Lung and oesophageal cancers are some of the most frequent cancers worldwide. Patients are treated with chemo-radiotherapy with curative intent. However, for both cancers, a high risk of local relapses and distant metastasis results in low overall survival rates five years after diagnosis.

The research group at the Department of Oncology at Aarhus University Hospital/The Danish Centre for Particle Therapy consists of medical physicists and oncologists. We focus on finding the optimal radiotherapy strategy for lung and oesophageal cancer patients through research projects and clinical trials. The work includes:

1. Adaptive radiotherapy
   Anatomical changes occurring during the radiotherapy course lasting five to six weeks may result in dose deterioration for the target and over-dosage of radiosensitive normal tissue. We are world-leading in adaptive radiotherapy and implemented adaptive radiotherapy for lung cancer patients in 2013, which led to a significant increase in overall survival concurrently with a dramatic reduction in side effects.
2. Modelling
   Based on imaging, dosimetric, clinical and follow-up data for both lung and oesophageal cancer patients, we do modelling studies on TCP and NTPC in order to pave the way for patient-individualised radiotherapy.
3. National clinical trials
   In collaboration with DOLG (Danish Oncological Lung Cancer Group), we run several national and international clinical trials on e.g. dose escalation, hypo-fractionation, and palliation. All protocols require high clinical and technical standards.
4. European multi-centre clinical trial PROTECT
   Randomised proton versus photon trial with very high-quality assurance. The protocol emerges from Aarhus University Hospital and we are chairs for the international project quality assurance group.
5. Robustness of proton planning
   Proton therapy is highly sensitive to anatomical changes and respiratory motion. By optimising the planning and treatment delivery, the robustness of proton therapy can be increased. For oesophageal cancer, we have shown that proper selection of beam angles leads to proton plans being more robust than photon plans. We run randomised trials for both lung and oesophageal cancer patients.
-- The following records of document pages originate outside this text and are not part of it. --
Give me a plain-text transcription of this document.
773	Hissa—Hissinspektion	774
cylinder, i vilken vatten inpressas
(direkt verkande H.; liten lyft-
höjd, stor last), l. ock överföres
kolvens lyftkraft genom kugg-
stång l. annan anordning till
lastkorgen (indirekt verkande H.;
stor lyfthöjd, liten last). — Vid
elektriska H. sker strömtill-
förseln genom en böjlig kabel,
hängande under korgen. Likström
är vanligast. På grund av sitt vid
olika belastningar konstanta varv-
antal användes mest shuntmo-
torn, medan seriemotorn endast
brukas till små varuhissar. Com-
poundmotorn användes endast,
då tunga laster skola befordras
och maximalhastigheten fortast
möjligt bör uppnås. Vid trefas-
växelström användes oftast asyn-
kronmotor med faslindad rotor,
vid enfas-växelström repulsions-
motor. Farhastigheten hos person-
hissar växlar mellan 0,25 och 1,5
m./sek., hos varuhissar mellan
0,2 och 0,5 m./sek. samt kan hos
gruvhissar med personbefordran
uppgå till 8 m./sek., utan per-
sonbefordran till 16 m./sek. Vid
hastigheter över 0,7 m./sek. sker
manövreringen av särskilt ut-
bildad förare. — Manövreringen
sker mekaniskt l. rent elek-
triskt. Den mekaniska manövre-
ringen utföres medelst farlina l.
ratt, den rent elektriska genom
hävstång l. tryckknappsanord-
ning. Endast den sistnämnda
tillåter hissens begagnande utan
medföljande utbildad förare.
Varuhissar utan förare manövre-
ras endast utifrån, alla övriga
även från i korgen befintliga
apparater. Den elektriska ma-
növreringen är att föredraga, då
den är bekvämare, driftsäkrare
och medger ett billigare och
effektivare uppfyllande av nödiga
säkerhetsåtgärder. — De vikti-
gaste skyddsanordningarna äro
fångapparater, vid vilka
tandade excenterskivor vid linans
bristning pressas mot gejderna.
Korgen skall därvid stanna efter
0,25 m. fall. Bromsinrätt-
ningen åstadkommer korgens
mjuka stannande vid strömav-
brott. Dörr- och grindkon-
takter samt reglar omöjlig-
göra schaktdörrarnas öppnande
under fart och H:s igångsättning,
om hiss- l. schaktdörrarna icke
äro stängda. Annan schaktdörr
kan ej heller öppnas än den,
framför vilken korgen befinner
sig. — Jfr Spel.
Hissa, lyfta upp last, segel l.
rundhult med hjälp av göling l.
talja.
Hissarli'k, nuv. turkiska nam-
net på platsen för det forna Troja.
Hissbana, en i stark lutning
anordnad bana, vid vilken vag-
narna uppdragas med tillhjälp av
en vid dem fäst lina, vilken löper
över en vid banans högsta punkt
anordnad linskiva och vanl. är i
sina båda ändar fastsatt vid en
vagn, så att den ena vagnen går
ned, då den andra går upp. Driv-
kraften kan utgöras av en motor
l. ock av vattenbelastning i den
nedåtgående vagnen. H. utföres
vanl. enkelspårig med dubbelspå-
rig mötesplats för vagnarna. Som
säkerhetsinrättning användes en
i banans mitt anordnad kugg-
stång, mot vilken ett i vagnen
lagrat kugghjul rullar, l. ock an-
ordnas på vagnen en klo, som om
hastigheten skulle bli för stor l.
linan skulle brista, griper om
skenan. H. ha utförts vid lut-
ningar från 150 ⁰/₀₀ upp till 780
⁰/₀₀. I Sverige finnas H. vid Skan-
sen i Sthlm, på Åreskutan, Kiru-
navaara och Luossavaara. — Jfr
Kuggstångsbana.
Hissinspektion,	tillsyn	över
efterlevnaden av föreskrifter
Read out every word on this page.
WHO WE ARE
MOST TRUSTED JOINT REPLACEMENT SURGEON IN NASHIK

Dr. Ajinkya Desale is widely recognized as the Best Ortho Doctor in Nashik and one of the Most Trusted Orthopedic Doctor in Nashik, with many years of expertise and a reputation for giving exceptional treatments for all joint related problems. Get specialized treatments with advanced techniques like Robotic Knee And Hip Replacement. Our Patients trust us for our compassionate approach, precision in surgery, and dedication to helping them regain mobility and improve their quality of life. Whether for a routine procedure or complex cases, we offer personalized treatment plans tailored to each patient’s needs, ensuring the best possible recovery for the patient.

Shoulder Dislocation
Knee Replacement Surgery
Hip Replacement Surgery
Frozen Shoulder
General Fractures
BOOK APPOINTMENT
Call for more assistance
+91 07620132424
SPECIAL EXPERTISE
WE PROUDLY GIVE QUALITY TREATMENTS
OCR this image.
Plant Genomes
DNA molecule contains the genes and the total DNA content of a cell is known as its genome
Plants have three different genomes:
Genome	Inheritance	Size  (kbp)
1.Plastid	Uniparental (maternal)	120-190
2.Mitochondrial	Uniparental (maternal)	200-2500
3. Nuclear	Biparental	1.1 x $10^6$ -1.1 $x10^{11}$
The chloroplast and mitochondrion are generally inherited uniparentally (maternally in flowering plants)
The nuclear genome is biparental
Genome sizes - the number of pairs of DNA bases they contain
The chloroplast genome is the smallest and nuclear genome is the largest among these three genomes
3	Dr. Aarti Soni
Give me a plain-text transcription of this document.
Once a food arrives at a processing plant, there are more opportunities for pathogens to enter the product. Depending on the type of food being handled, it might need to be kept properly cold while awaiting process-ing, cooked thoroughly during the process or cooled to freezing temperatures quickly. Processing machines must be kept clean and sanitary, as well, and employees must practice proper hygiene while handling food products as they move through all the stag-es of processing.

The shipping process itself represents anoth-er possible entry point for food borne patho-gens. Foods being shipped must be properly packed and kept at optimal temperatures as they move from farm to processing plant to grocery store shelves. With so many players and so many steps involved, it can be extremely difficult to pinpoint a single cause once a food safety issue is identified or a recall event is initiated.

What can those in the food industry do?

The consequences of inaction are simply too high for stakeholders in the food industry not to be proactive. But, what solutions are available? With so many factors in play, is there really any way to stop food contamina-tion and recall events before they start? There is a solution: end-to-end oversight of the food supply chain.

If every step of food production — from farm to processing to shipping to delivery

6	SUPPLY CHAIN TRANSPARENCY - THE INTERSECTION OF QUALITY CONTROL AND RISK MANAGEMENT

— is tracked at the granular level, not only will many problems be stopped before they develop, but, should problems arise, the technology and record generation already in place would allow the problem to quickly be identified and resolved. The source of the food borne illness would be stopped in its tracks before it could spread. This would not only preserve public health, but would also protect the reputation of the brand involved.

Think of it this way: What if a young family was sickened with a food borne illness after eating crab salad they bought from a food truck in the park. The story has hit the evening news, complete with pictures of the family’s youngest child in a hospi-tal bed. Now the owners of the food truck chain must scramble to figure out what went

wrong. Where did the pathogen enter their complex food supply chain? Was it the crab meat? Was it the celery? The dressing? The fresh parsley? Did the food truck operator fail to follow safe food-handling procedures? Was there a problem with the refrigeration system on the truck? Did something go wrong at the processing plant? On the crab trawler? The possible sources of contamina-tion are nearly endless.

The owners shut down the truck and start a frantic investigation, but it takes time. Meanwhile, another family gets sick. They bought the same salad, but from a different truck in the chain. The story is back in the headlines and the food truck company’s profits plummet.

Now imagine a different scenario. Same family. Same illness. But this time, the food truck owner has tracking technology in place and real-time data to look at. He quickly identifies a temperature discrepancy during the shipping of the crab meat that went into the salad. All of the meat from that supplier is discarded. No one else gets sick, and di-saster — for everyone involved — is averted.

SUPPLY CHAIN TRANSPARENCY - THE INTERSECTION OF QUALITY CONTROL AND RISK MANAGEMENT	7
• AI for organs at risk definition
  AI may secure more standardised and uniform delineation for organs at risk. We have implemented AI for the delineation of all organs at risk in the thoracic region based on delineations made during a national workshop for experienced oncologists. Similarly, AI will be used for the delineation of organs at risk in other anatomical regions
• Autoplaning
  Clinical dose plans may depend heavily on the dose planner and are furthermore resource-demanding. Automation in dose planning may result in more standardised plans and potentially reduce the dose to the organs at risk. We are working on implementing automation in dose planning.
• eFLASH

FLASH reduces toxicity to organs at risk while maintaining the same dose to the tumour. FLASH may be delivered using conventional electron beams transferred into FLASH mode. We work on the dosimetry related to clinical use of eFLASH

RT is planned on a CT. Each day, a cone-beam CT is acquired before treatment. For patient 1 and 2, tumors are clearly visible on the plan CTs (a) and (c), while the appearance of atelectasis in patient 1 (b), and pleural effusion in patient 2 (d) are observed on the cone-beam CTs. For both patients, the tumor is pushed away from the original position and the tumor dose is lower than planned if the treatment is not adapted to the new anatomy.